Paul Garner films police seconds before they arrest him on MLK Day 2017 Photo by Aaron Murphy, Hive Swarm News & Media |
The film is set
in the local and national context of 21st Century hot topics, such
as filming police, Black Lives Matter, dissent in the Trump era and citizens
getting “woke” to a society that leaves many behind.
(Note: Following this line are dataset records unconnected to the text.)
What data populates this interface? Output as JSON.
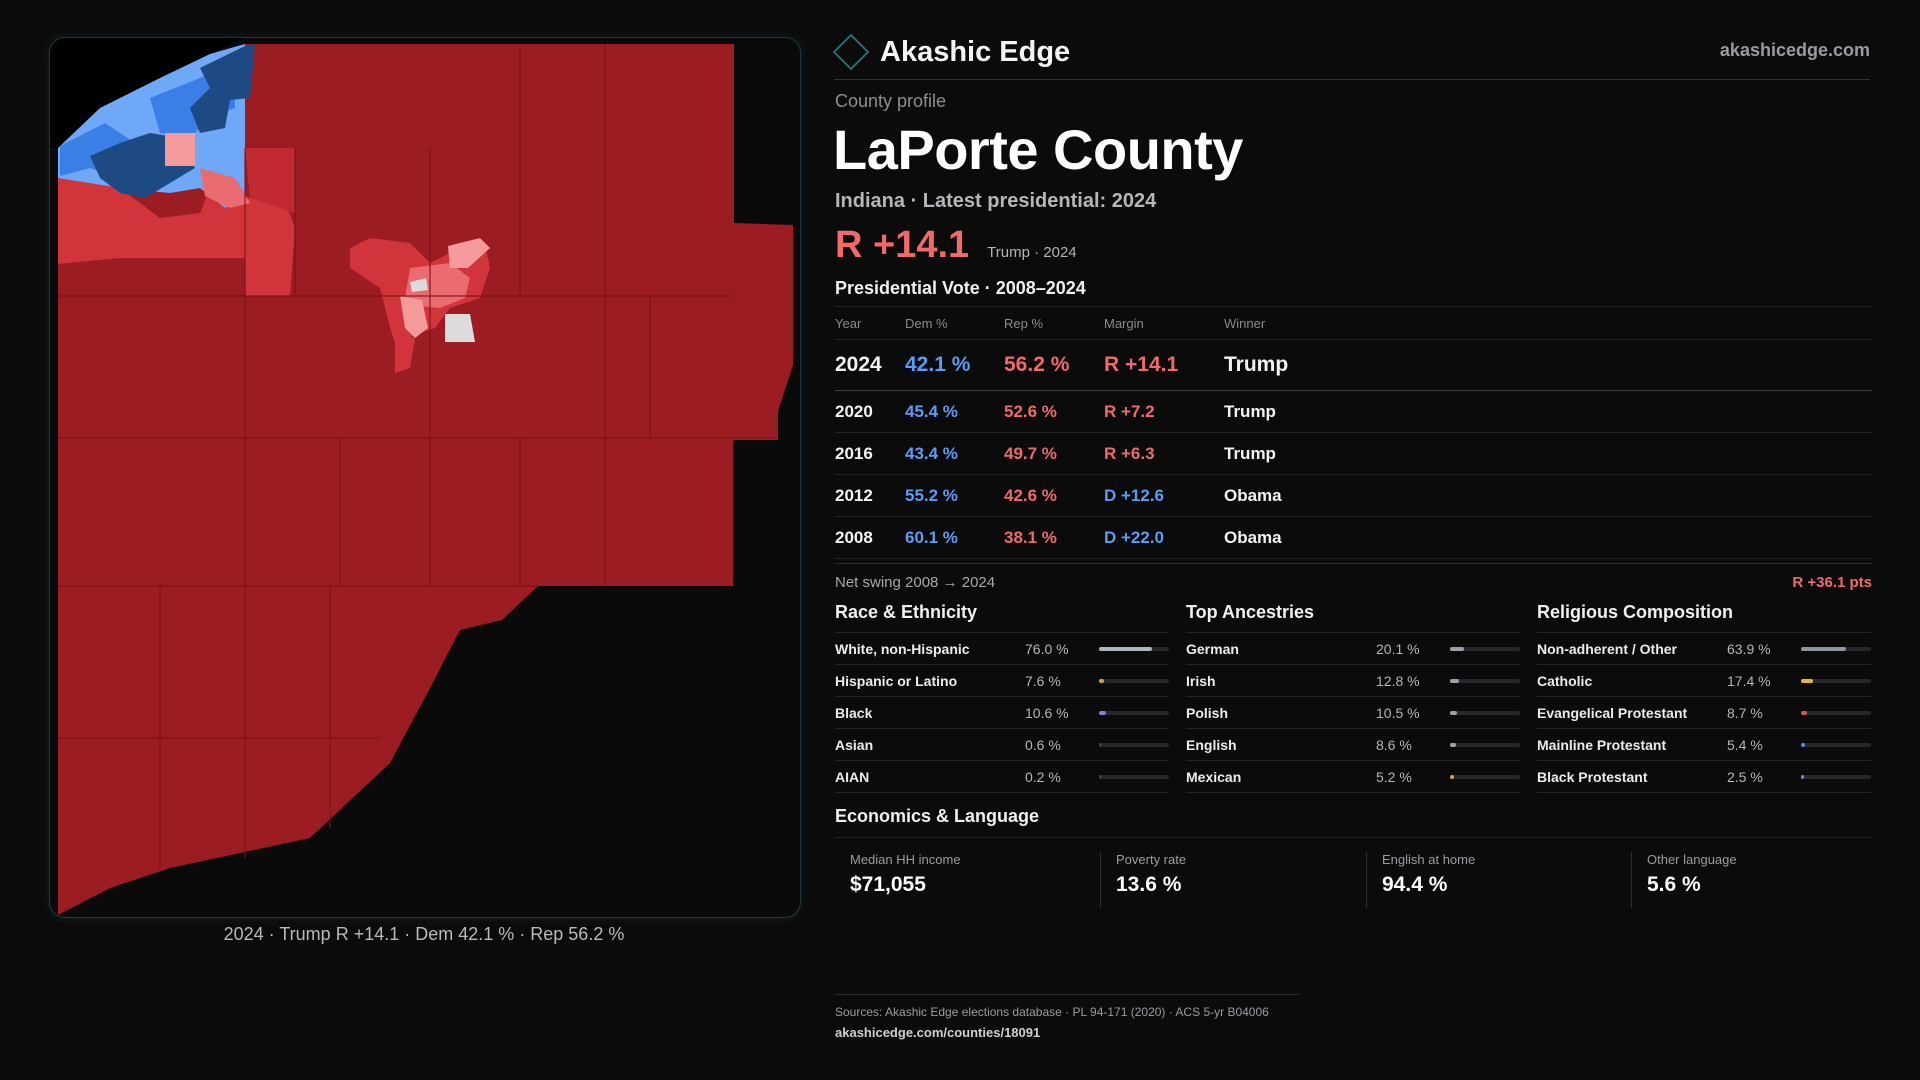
{
  "brand": {
    "name": "Akashic Edge",
    "url": "akashicedge.com",
    "logo_icon": "diamond-outline-icon"
  },
  "profile": {
    "eyebrow": "County profile",
    "title": "LaPorte County",
    "subtitle": "Indiana · Latest presidential: 2024",
    "headline_margin": "R +14.1",
    "headline_winner": "Trump · 2024"
  },
  "map": {
    "caption": "2024 · Trump  R +14.1 · Dem 42.1 % · Rep 56.2 %",
    "colors": {
      "safe_r": "#9b1c22",
      "lean_r": "#d1343b",
      "light_r": "#ea6b70",
      "pale_r": "#f59a9c",
      "tossup": "#dcdcdf",
      "light_d": "#6ea8f7",
      "lean_d": "#3b7fe6",
      "safe_d": "#1e4a84",
      "background": "#000000"
    }
  },
  "vote": {
    "section_title": "Presidential Vote · 2008–2024",
    "headers": {
      "year": "Year",
      "dem": "Dem %",
      "rep": "Rep %",
      "margin": "Margin",
      "winner": "Winner"
    },
    "rows": [
      {
        "year": "2024",
        "dem": "42.1 %",
        "rep": "56.2 %",
        "margin": "R +14.1",
        "party": "R",
        "winner": "Trump"
      },
      {
        "year": "2020",
        "dem": "45.4 %",
        "rep": "52.6 %",
        "margin": "R +7.2",
        "party": "R",
        "winner": "Trump"
      },
      {
        "year": "2016",
        "dem": "43.4 %",
        "rep": "49.7 %",
        "margin": "R +6.3",
        "party": "R",
        "winner": "Trump"
      },
      {
        "year": "2012",
        "dem": "55.2 %",
        "rep": "42.6 %",
        "margin": "D +12.6",
        "party": "D",
        "winner": "Obama"
      },
      {
        "year": "2008",
        "dem": "60.1 %",
        "rep": "38.1 %",
        "margin": "D +22.0",
        "party": "D",
        "winner": "Obama"
      }
    ],
    "swing_label": "Net swing 2008 → 2024",
    "swing_value": "R +36.1 pts",
    "colors": {
      "dem": "#5b9cf5",
      "rep": "#f06a6a"
    }
  },
  "race": {
    "title": "Race & Ethnicity",
    "rows": [
      {
        "name": "White, non-Hispanic",
        "pct": "76.0 %",
        "value": 76.0,
        "color": "#aeb5c2"
      },
      {
        "name": "Hispanic or Latino",
        "pct": "7.6 %",
        "value": 7.6,
        "color": "#e0a030"
      },
      {
        "name": "Black",
        "pct": "10.6 %",
        "value": 10.6,
        "color": "#8a7bd8"
      },
      {
        "name": "Asian",
        "pct": "0.6 %",
        "value": 0.6,
        "color": "#3a3d42"
      },
      {
        "name": "AIAN",
        "pct": "0.2 %",
        "value": 0.2,
        "color": "#3a3d42"
      }
    ]
  },
  "ancestry": {
    "title": "Top Ancestries",
    "rows": [
      {
        "name": "German",
        "pct": "20.1 %",
        "value": 20.1,
        "color": "#9aa2b0"
      },
      {
        "name": "Irish",
        "pct": "12.8 %",
        "value": 12.8,
        "color": "#9aa2b0"
      },
      {
        "name": "Polish",
        "pct": "10.5 %",
        "value": 10.5,
        "color": "#9aa2b0"
      },
      {
        "name": "English",
        "pct": "8.6 %",
        "value": 8.6,
        "color": "#9aa2b0"
      },
      {
        "name": "Mexican",
        "pct": "5.2 %",
        "value": 5.2,
        "color": "#e0a030"
      }
    ]
  },
  "religion": {
    "title": "Religious Composition",
    "rows": [
      {
        "name": "Non-adherent / Other",
        "pct": "63.9 %",
        "value": 63.9,
        "color": "#8f96a3"
      },
      {
        "name": "Catholic",
        "pct": "17.4 %",
        "value": 17.4,
        "color": "#e8b830"
      },
      {
        "name": "Evangelical Protestant",
        "pct": "8.7 %",
        "value": 8.7,
        "color": "#e05050"
      },
      {
        "name": "Mainline Protestant",
        "pct": "5.4 %",
        "value": 5.4,
        "color": "#4a8ef0"
      },
      {
        "name": "Black Protestant",
        "pct": "2.5 %",
        "value": 2.5,
        "color": "#8a7bd8"
      }
    ]
  },
  "economics": {
    "title": "Economics & Language",
    "items": [
      {
        "label": "Median HH income",
        "value": "$71,055"
      },
      {
        "label": "Poverty rate",
        "value": "13.6 %"
      },
      {
        "label": "English at home",
        "value": "94.4 %"
      },
      {
        "label": "Other language",
        "value": "5.6 %"
      }
    ]
  },
  "footer": {
    "sources": "Sources: Akashic Edge elections database · PL 94-171 (2020) · ACS 5-yr B04006",
    "url": "akashicedge.com/counties/18091"
  }
}
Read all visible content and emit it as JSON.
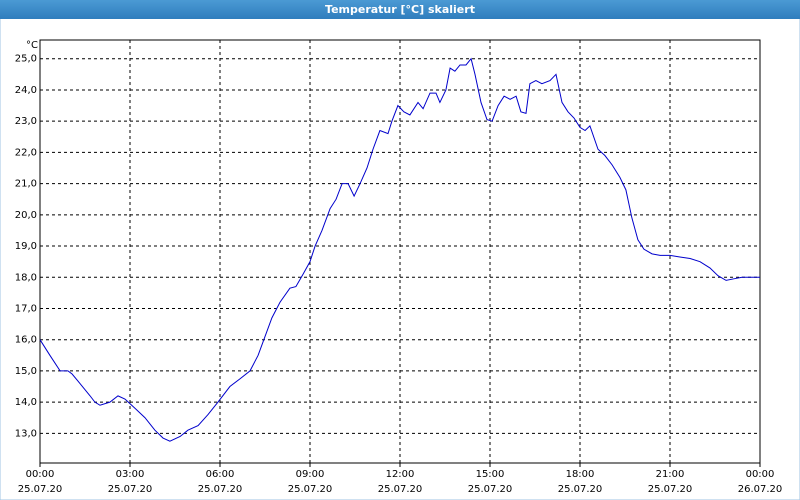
{
  "chart_data": {
    "type": "line",
    "title": "Temperatur [°C] skaliert",
    "y_label": "°C",
    "x": [
      0,
      0.33,
      0.67,
      0.93,
      1.07,
      1.33,
      1.67,
      1.83,
      2.0,
      2.33,
      2.6,
      2.83,
      3.17,
      3.5,
      3.83,
      4.1,
      4.33,
      4.67,
      4.93,
      5.27,
      5.6,
      5.93,
      6.33,
      6.67,
      7.0,
      7.27,
      7.5,
      7.73,
      8.0,
      8.33,
      8.53,
      8.77,
      9.0,
      9.17,
      9.4,
      9.67,
      9.87,
      10.07,
      10.27,
      10.47,
      10.67,
      10.9,
      11.1,
      11.33,
      11.6,
      11.73,
      11.93,
      12.13,
      12.33,
      12.6,
      12.77,
      13.0,
      13.2,
      13.33,
      13.53,
      13.67,
      13.83,
      14.0,
      14.2,
      14.37,
      14.5,
      14.7,
      14.9,
      15.07,
      15.27,
      15.47,
      15.67,
      15.87,
      16.03,
      16.2,
      16.33,
      16.53,
      16.73,
      17.0,
      17.2,
      17.4,
      17.6,
      17.8,
      18.0,
      18.17,
      18.33,
      18.6,
      18.83,
      19.07,
      19.33,
      19.53,
      19.73,
      19.93,
      20.13,
      20.4,
      20.67,
      21.0,
      21.33,
      21.67,
      22.0,
      22.33,
      22.6,
      22.87,
      23.13,
      23.4,
      23.67,
      24.0
    ],
    "series": [
      {
        "color": "#0000cc",
        "values": [
          16.0,
          15.5,
          15.0,
          15.0,
          14.9,
          14.6,
          14.2,
          14.0,
          13.9,
          14.0,
          14.2,
          14.1,
          13.8,
          13.5,
          13.1,
          12.85,
          12.75,
          12.9,
          13.1,
          13.25,
          13.6,
          14.0,
          14.5,
          14.75,
          15.0,
          15.5,
          16.1,
          16.7,
          17.2,
          17.65,
          17.7,
          18.1,
          18.5,
          19.0,
          19.5,
          20.2,
          20.5,
          21.0,
          21.0,
          20.6,
          21.0,
          21.5,
          22.1,
          22.7,
          22.6,
          23.0,
          23.5,
          23.3,
          23.2,
          23.6,
          23.4,
          23.9,
          23.9,
          23.6,
          24.0,
          24.7,
          24.6,
          24.8,
          24.8,
          25.0,
          24.5,
          23.6,
          23.05,
          23.0,
          23.5,
          23.8,
          23.7,
          23.8,
          23.3,
          23.25,
          24.2,
          24.3,
          24.2,
          24.3,
          24.5,
          23.6,
          23.3,
          23.1,
          22.8,
          22.7,
          22.85,
          22.1,
          21.9,
          21.6,
          21.2,
          20.8,
          19.9,
          19.2,
          18.9,
          18.75,
          18.7,
          18.7,
          18.65,
          18.6,
          18.5,
          18.3,
          18.05,
          17.9,
          17.95,
          18.0,
          18.0,
          18.0
        ]
      }
    ],
    "xlim": [
      0,
      24
    ],
    "xticks": [
      {
        "value": 0,
        "label": "00:00",
        "date": "25.07.20"
      },
      {
        "value": 3,
        "label": "03:00",
        "date": "25.07.20"
      },
      {
        "value": 6,
        "label": "06:00",
        "date": "25.07.20"
      },
      {
        "value": 9,
        "label": "09:00",
        "date": "25.07.20"
      },
      {
        "value": 12,
        "label": "12:00",
        "date": "25.07.20"
      },
      {
        "value": 15,
        "label": "15:00",
        "date": "25.07.20"
      },
      {
        "value": 18,
        "label": "18:00",
        "date": "25.07.20"
      },
      {
        "value": 21,
        "label": "21:00",
        "date": "25.07.20"
      },
      {
        "value": 24,
        "label": "00:00",
        "date": "26.07.20"
      }
    ],
    "ylim": [
      12.05,
      25.6
    ],
    "yticks": [
      {
        "value": 13,
        "label": "13,0"
      },
      {
        "value": 14,
        "label": "14,0"
      },
      {
        "value": 15,
        "label": "15,0"
      },
      {
        "value": 16,
        "label": "16,0"
      },
      {
        "value": 17,
        "label": "17,0"
      },
      {
        "value": 18,
        "label": "18,0"
      },
      {
        "value": 19,
        "label": "19,0"
      },
      {
        "value": 20,
        "label": "20,0"
      },
      {
        "value": 21,
        "label": "21,0"
      },
      {
        "value": 22,
        "label": "22,0"
      },
      {
        "value": 23,
        "label": "23,0"
      },
      {
        "value": 24,
        "label": "24,0"
      },
      {
        "value": 25,
        "label": "25,0"
      }
    ],
    "grid": true
  }
}
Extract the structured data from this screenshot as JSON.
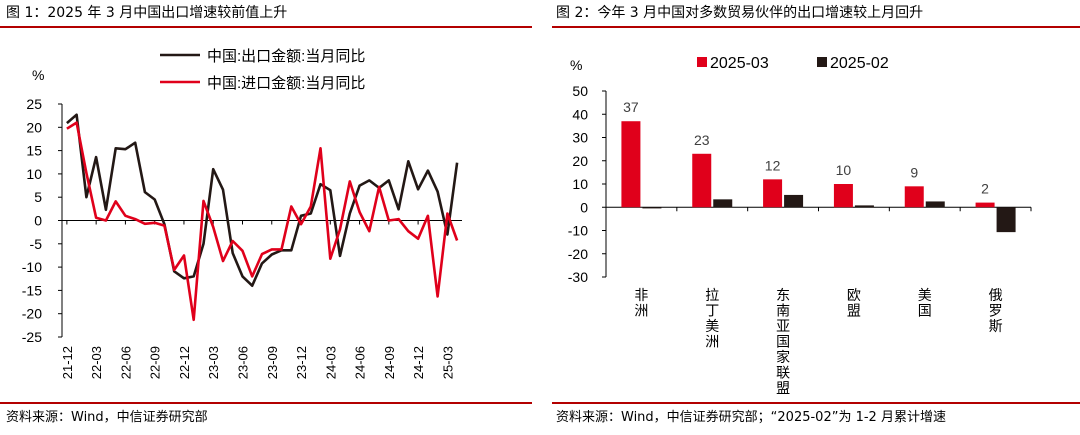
{
  "left": {
    "title": "图 1：2025 年 3 月中国出口增速较前值上升",
    "source": "资料来源：Wind，中信证券研究部"
  },
  "right": {
    "title": "图 2：今年 3 月中国对多数贸易伙伴的出口增速较上月回升",
    "source": "资料来源：Wind，中信证券研究部；“2025-02”为 1-2 月累计增速"
  },
  "colors": {
    "rule": "#b30000",
    "export": "#231815",
    "import": "#e0001b",
    "bar_2503": "#e0001b",
    "bar_2502": "#231815"
  },
  "chart_data": [
    {
      "type": "line",
      "ylabel": "%",
      "ylim": [
        -25,
        25
      ],
      "yticks": [
        25,
        20,
        15,
        10,
        5,
        0,
        -5,
        -10,
        -15,
        -20,
        -25
      ],
      "x_tick_labels": [
        "21-12",
        "22-03",
        "22-06",
        "22-09",
        "22-12",
        "23-03",
        "23-06",
        "23-09",
        "23-12",
        "24-03",
        "24-06",
        "24-09",
        "24-12",
        "25-03"
      ],
      "legend_position": "top",
      "series": [
        {
          "name": "中国:出口金额:当月同比",
          "values": [
            20.9,
            22.7,
            5.0,
            13.6,
            2.3,
            15.5,
            15.3,
            16.7,
            6.1,
            4.5,
            -0.8,
            -10.9,
            -12.4,
            -12.0,
            -5.0,
            11.0,
            6.6,
            -7.0,
            -12.0,
            -14.0,
            -9.2,
            -7.3,
            -6.4,
            -6.4,
            1.0,
            1.5,
            7.8,
            6.5,
            -7.6,
            1.5,
            7.5,
            8.6,
            7.0,
            8.6,
            2.4,
            12.7,
            6.7,
            10.7,
            6.2,
            -3.0,
            12.4
          ]
        },
        {
          "name": "中国:进口金额:当月同比",
          "values": [
            19.7,
            21.0,
            10.2,
            0.6,
            0.0,
            4.1,
            1.0,
            0.3,
            -0.7,
            -0.5,
            -1.1,
            -10.6,
            -7.5,
            -21.3,
            4.2,
            -1.4,
            -8.7,
            -4.4,
            -6.5,
            -12.0,
            -7.2,
            -6.2,
            -6.2,
            3.0,
            -0.8,
            3.0,
            15.5,
            -8.2,
            -1.9,
            8.4,
            1.8,
            -2.3,
            7.2,
            0.0,
            0.3,
            -2.3,
            -3.9,
            1.0,
            -16.3,
            1.5,
            -4.3
          ]
        }
      ]
    },
    {
      "type": "bar",
      "ylabel": "%",
      "ylim": [
        -30,
        50
      ],
      "yticks": [
        50,
        40,
        30,
        20,
        10,
        0,
        -10,
        -20,
        -30
      ],
      "categories": [
        "非洲",
        "拉丁美洲",
        "东南亚国家联盟",
        "欧盟",
        "美国",
        "俄罗斯"
      ],
      "legend_position": "top",
      "series": [
        {
          "name": "2025-03",
          "values": [
            37,
            23,
            12,
            10,
            9,
            2
          ],
          "labels": [
            "37",
            "23",
            "12",
            "10",
            "9",
            "2"
          ]
        },
        {
          "name": "2025-02",
          "values": [
            -0.5,
            3.4,
            5.3,
            0.8,
            2.5,
            -10.7
          ]
        }
      ]
    }
  ]
}
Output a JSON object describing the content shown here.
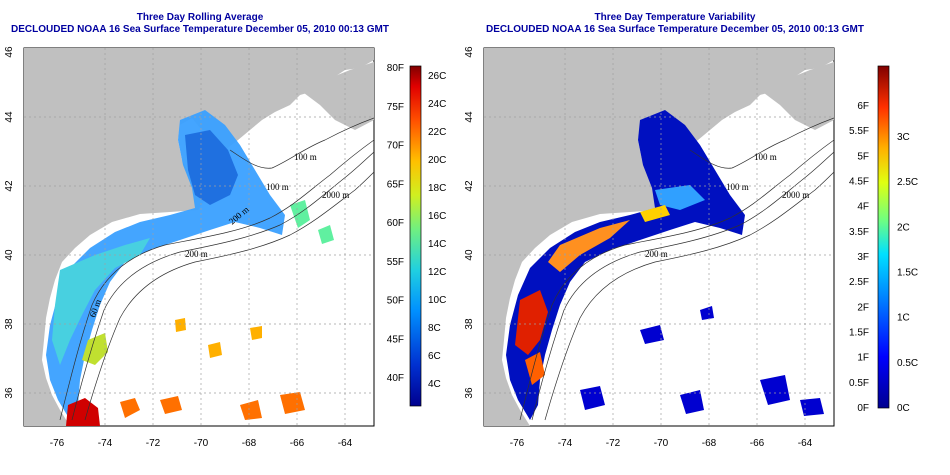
{
  "left_panel": {
    "title_line1": "Three Day Rolling Average",
    "title_line2": "DECLOUDED NOAA 16 Sea Surface Temperature December 05, 2010 00:13 GMT",
    "lon_ticks": [
      "-76",
      "-74",
      "-72",
      "-70",
      "-68",
      "-66",
      "-64"
    ],
    "lat_ticks": [
      "46",
      "44",
      "42",
      "40",
      "38",
      "36"
    ],
    "contour_labels": [
      "100 m",
      "100 m",
      "2000 m",
      "200 m",
      "60 m",
      "200 m"
    ],
    "colorbar_f": [
      "80F",
      "75F",
      "70F",
      "65F",
      "60F",
      "55F",
      "50F",
      "45F",
      "40F"
    ],
    "colorbar_c": [
      "26C",
      "24C",
      "22C",
      "20C",
      "18C",
      "16C",
      "14C",
      "12C",
      "10C",
      "8C",
      "6C",
      "4C"
    ]
  },
  "right_panel": {
    "title_line1": "Three Day Temperature Variability",
    "title_line2": "DECLOUDED NOAA 16 Sea Surface Temperature December 05, 2010 00:13 GMT",
    "lon_ticks": [
      "-76",
      "-74",
      "-72",
      "-70",
      "-68",
      "-66",
      "-64"
    ],
    "lat_ticks": [
      "46",
      "44",
      "42",
      "40",
      "38",
      "36"
    ],
    "contour_labels": [
      "100 m",
      "100 m",
      "2000 m",
      "200 m"
    ],
    "colorbar_f": [
      "6F",
      "5.5F",
      "5F",
      "4.5F",
      "4F",
      "3.5F",
      "3F",
      "2.5F",
      "2F",
      "1.5F",
      "1F",
      "0.5F",
      "0F"
    ],
    "colorbar_c": [
      "3C",
      "2.5C",
      "2C",
      "1.5C",
      "1C",
      "0.5C",
      "0C"
    ]
  },
  "colors": {
    "land": "#c0c0c0",
    "title": "#0000a0",
    "grid": "#a0a0a0"
  }
}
Who Will Watch the Watchers? will have its
World Premiere in Los Angeles Sept. 15 at the Justice on Trial Film Festival.
Told as a
real-time narrative, rather than an archival-type documentary, the film tracks
the grassroots movement of Memphis United to revive citizen oversight of police
through City Hall in an election year.
The film timeline reaches into 2017 and follows local and national events
along the way.
“This is a people’s story, a
people’s history, of citizens trying to make change within the system and
seeking to fix the police-community divide,” said filmmaker Gary Moore. “The
film examines the expanding ways we have seen police, due to dash cams and cell
phones, and ways law enforcement and politicians counter free
speech and deflect their own accountability.
“The film
includes never-before-seen footage and some content that would not make it into
mainstream media. ”
Filming took
place over a three-year period and began after citizens were arrested while
filming police, such as at Manna House homeless refuge and a Trolley Night
hip-hop event. It’s a roller coaster for
citizens such as Paul Garner, organizing director at the Mid-South Peace &
Justice Center, who was arrested for filming police, then led Memphis United in
a movement to bring back the Civilian Law Enforcement Review Board. In the middle of the campaign, a Memphis
patrolman shot and killed unarmed teenager Darrius Stewart after a traffic stop. The film also spans developments such as the
Hernando DeSoto Bridge shutdown in 2016 and the city’s February 2017 blacklist,
or A-List, of citizens who were ordered to be escorted by police while in City
Hall.
Civil Rights hero
and Freedom Rider Dr. Rip Patton of Nashville narrates the opening and closing
sequences of the film.
The film has not
been rated by the Motion Picture Association of America. It includes graphic violence and profanity.
Members of the
discussion panel will be named later.
Audience members
also will be invited to provide feedback and criticism to the filmmaker via a
voluntary survey.
Moore Media & Entertainment previously produced the role-reversal comedy
short, "The Suburban Itch," and is developing for television two
episodic dramatic comedies which could be shot in Tennessee: In The Pregnant
Prick, a womanizing member of Congress changes his ways after he becomes
pregnant -- due to global warming, scientists prove. Second Coming
is a what-would-Jesus-really-do series in which Jesus returns to Earth and
exposes a televangelist and a crooked politician.